A paralisação havia sido provocada por Representação da Lei nº 8.666/1993 (Lei de Licitações e Contratos) formulada pela Coordenadoria de Acompanhamento de Atos de Gestão (CAGE), unidade técnica da Corte responsável pela fiscalização preventiva e concomitante dos atos praticados pelos administradores públicos paranaenses.
Ao analisarem o edital do certame, os auditores do Tribunal entenderam que a licitação não poderia ter sido realizada pois o serviço em questão não seria passível de terceirização. De acordo com a petição, "tendo em vista que o ICS é uma operadora de plano de saúde, o fornecimento de medicamentos a seus beneficiários é uma atividade-fim, não podendo ser executadas por terceiros", conforme previsto na Lei nº 9.656/1998 e na Resolução Normativa nº 465/2021 da Agência Nacional de Saúde Suplementar (ANS).
Reavaliação
Apesar de, em um primeiro momento, o relator do processo ter dado razão à argumentação apresentada pela CAGE, ele modificou seu entendimento após a prestação de esclarecimentos por parte do ICS a respeito do caso.
Para Linhares, aparentemente o novo modelo de aquisições de medicamentos almejado pela entidade não impedirá a atuação de sua equipe própria na parte mais relevantes da atividade, limitando-se à parcela residual de produtos que não puderem ser adquiridos pelo sistema de registro de preços do instituto.
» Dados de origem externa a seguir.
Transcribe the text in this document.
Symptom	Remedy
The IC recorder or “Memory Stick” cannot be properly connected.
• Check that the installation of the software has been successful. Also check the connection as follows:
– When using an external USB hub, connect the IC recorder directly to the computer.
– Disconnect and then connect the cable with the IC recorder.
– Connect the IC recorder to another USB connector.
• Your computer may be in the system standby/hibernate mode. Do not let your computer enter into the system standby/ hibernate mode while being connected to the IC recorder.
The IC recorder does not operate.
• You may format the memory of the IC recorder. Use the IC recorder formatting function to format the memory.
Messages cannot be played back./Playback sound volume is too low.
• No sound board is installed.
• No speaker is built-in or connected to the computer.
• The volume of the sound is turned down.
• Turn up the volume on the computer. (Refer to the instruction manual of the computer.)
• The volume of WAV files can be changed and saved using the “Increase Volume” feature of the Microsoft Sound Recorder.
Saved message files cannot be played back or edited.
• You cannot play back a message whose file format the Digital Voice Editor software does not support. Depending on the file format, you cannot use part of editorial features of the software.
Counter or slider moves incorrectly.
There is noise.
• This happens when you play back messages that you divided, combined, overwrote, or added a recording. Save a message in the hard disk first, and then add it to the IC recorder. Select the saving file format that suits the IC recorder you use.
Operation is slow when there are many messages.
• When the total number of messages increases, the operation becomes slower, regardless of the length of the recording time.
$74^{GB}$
Dessa forma, ficou afastada, a princípio, a ocorrência de possível terceirização indevida de atividade-fim por parte do ICS. Do mesmo modo, o conselheiro entendeu, em caráter liminar, que a contratação proposta não é capaz de gerar maiores custos à entidade em comparação com as aquisições de medicamentos conduzidas atualmente por seu corpo técnico.
Determinação
Mesmo assim, o relator resolveu determinar cautelarmente que o instituto mantenha, de forma preferencial, a realização de licitações pelo sistema de registro de preços para aquisição de medicamentos, limitando o novo modelo proposto à compra residual de fármacos que não puder ser feita pela maneira tradicional, desde que não se supere em 10% o dispêndio total da entidade com remédios.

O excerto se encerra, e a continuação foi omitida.